My jobs seem to run, but I don’t see any output or errors?

You ran out of time

It is possible the job exceeded the walltime that was specified as part of the required resources, or the default value otherwise.

If this is the case, the resource manager will terminate your job, and the job’s output file will contain a line similar to:

=>> PBS: job killed: walltime <value in seconds> exceeded limit <value in seconds>

Try to submit your job specifying a larger walltime.

You ran out of disk space

You may have exceeded the disk quota for your home directory, i.e., the total file size for your home directory is just too large.

When a job runs, it needs to store temporary output and error files in your home directory. When it fails to do so, the program will crash, and you won’t get feedback, since that feedback would be in the error file that can’t be written.

See the FAQs listed below to check the amount of disk space you are currently using, and for a few hints on what data to store where.

However, your home directory may unexpectedly fill up in two ways:

  1. a running program produces large amounts of output or errors;
  2. a program crashes and produces a core dump.

Note

That one job that produces output or a core dump that is too large for the file system quota will most probably cause all your jobs that are queued to fail.

Large amounts of output or errors

To deal with the first issue, simply redirect the standard output of the command to a file that is in your data or scratch directory, or, if you don’t need that output anyway, redirect it to /dev/null. A few examples that can be used in your job scripts that execute, e.g., my-prog, are given below.

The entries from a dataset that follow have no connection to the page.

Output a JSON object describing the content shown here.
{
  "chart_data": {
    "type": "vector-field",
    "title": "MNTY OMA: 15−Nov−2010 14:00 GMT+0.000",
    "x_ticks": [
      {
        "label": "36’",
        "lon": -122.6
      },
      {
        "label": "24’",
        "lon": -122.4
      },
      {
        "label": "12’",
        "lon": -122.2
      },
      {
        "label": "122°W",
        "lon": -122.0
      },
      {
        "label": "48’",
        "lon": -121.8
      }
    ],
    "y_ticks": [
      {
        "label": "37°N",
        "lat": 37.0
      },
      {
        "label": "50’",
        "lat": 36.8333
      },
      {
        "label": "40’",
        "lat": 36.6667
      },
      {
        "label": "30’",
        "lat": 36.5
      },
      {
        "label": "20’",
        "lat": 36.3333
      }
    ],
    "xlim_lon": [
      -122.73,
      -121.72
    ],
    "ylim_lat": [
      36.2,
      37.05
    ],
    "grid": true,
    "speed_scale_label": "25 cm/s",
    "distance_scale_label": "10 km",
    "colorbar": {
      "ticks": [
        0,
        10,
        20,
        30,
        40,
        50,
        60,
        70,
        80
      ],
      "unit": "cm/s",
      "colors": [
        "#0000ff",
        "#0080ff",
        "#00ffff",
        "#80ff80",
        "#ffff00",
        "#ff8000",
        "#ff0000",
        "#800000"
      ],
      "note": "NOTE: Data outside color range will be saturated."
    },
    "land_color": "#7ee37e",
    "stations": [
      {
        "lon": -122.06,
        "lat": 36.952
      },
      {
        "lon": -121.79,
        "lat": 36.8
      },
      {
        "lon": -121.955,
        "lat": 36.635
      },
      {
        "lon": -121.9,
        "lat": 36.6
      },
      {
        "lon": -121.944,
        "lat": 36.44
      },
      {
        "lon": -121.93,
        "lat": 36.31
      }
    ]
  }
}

To send standard output to a file, you can use:

my-prog > $VSC_DATA/my-large-output.txt

If you want to redirect both standard output and standard error, use:

my-prog  > $VSC_DATA/my-large-output.txt \
        2> $VSC_DATA/my-large-error.txt

To redirect both standard output and standard error to the same file, use:

my-prog &> $VSC_DATA/my-large-output-error.txt

If you don’t care for the standard output, simply write:

my-prog >/dev/null

Core dump

When a program crashes, a core file is generated. This can be used to try and analyze the cause of the crash. However, if you don’t need cores for post-mortem analysis, simply add the following line to your .bashrc file:

ulimit -c 0

This can be done more selectively by adding this line to your job script prior to invoking your program.

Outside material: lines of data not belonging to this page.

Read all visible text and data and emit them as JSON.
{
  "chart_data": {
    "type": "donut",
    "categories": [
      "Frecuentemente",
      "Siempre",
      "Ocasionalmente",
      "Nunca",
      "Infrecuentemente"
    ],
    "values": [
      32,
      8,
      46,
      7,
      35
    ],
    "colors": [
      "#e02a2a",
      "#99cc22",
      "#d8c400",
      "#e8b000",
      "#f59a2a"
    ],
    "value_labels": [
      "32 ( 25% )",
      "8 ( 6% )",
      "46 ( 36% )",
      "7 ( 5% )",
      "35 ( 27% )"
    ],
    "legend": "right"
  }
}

You can find all the core dumps in your home directory using:

$ find  $VSC_HOME  -name "core.*"

They can be removed (make sure that only unwanted core files are removed by checking with the command above) using:

$ find  $VSC_HOME  -name "core.*"  -exec rm {} +

You ran out of memory (RAM)

The resource manager monitor the memory usage of your application, and will automatically terminate your job when that memory exceeds a limit. This limit is either the value specified in the resource request using pmem or pvmem, or the default value.

You may find an indication that this may be the case by looking at the job’s output file. The epilogue information lists the resources used by the job, including memory.

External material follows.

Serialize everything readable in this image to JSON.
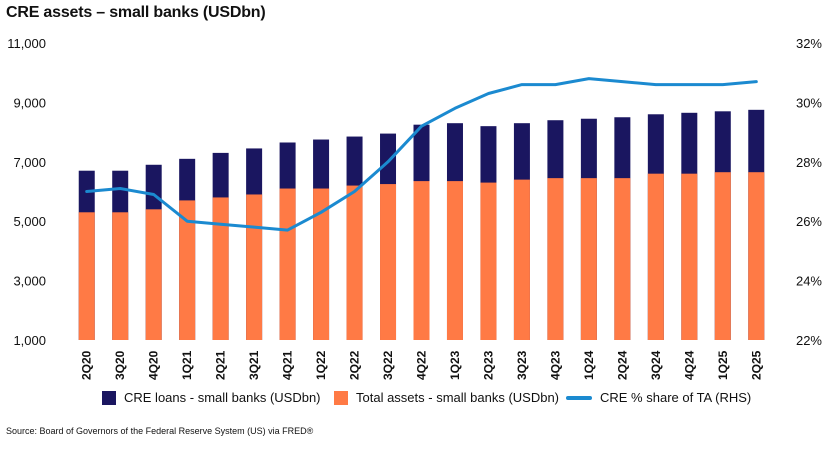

Resources Used : cput=00:00:00,vmem=110357kb,walltime=00:34:02,mem=984584kb

If the value of mem is close to the limit, this may indicate that the application used too much memory.

The used resources are just a rough indication, and the reported value can be lower than the actual value if the application’s memory usage rapidly increased. Hence it is prudent to monitor the memory consumption of your job in more detail.

You can try to resubmit your job specifying more memory per core.